ポーリングレートは最大8000Hzまで対応する。公称の実効レイテンシー(遅延)は平均0.58ミリ秒とされる。正直なところ、筆者の感覚では1000Hzとの体感差はあまりなかったが、レイテンシが短くなること自体、基本的にはメリットとなる。
Huntsman V3 Tenkeyless 8KHzはメモリを内蔵しており、プロファイルを最大6つ保存できる。ただし、うち2つは変更不可のプリセットとなる。
メモリ内蔵のゲーミングキーボードは、PCの専用アプリで設定したプロファイルを保存して使うものが一般的だが、本製品の場合、ユーティリティーアプリ「Razer Synapse」はもちろん、本体だけでもアクチュエーションポイントやラピッドトリガーを設定できる点が特徴だ。
アクチュエーションポイントの調整具合は、数字キーの点灯で把握できる。
より細かい設定を行う場合は、Razer Synapseを使う必要がある。本製品の設定タブは「カスタマイズ」「アクチュエーション」「ライティング」の3つに整理されている。

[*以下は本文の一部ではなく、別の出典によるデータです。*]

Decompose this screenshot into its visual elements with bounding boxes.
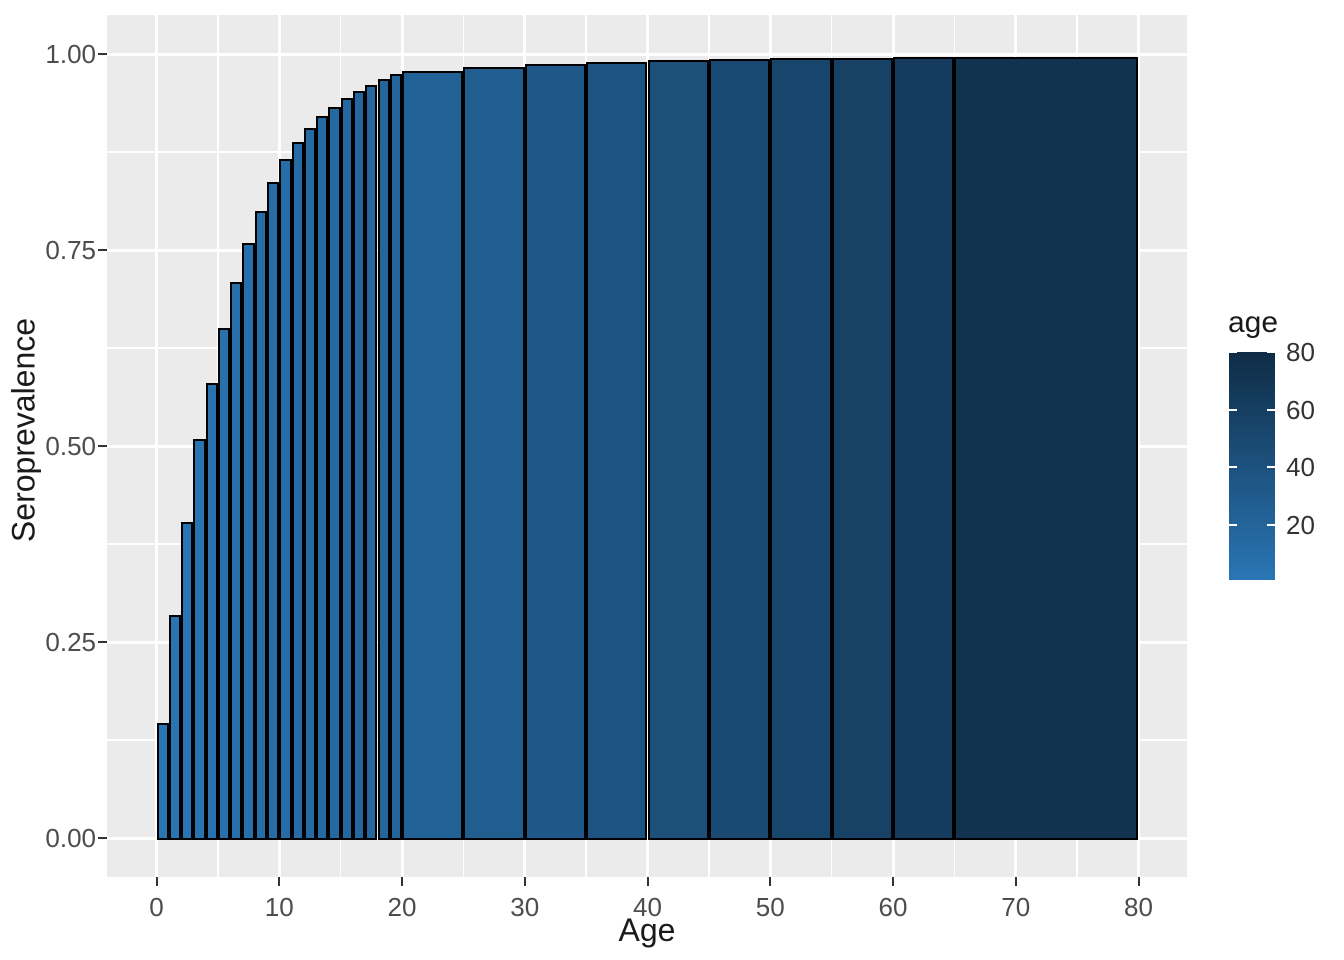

カスタマイズタブでは、ポーリングレートを125/250/500/1000/2000/4000/8000Hzの7段階から選べる。ユニークなポイントとしては、ゲームパッドのエミュレーション機能も備えており、WASDキーを「左スティック」に、「Q」「E」キーを左右のトリガーに割り当てることが可能だ。アナログ入力に対応するキースイッチを生かした仕組みだ。
アクチュエーションタブではラピッドトリガーに加えて、同時押し時の挙動を制御する「スナップタップ」を最大4組まで設定できる。「Continuous Rapid Trigger」や「Snap Flex」といった発展的な機能も備えており、競技向けの調整項目は一通りそろっている。
その名の通り、ライティングタブではRGBバックライトの調整を行える。本製品は「Razer Chroma RGB」に対応しており、他の対応デバイスと統一感のある設定も可能だ。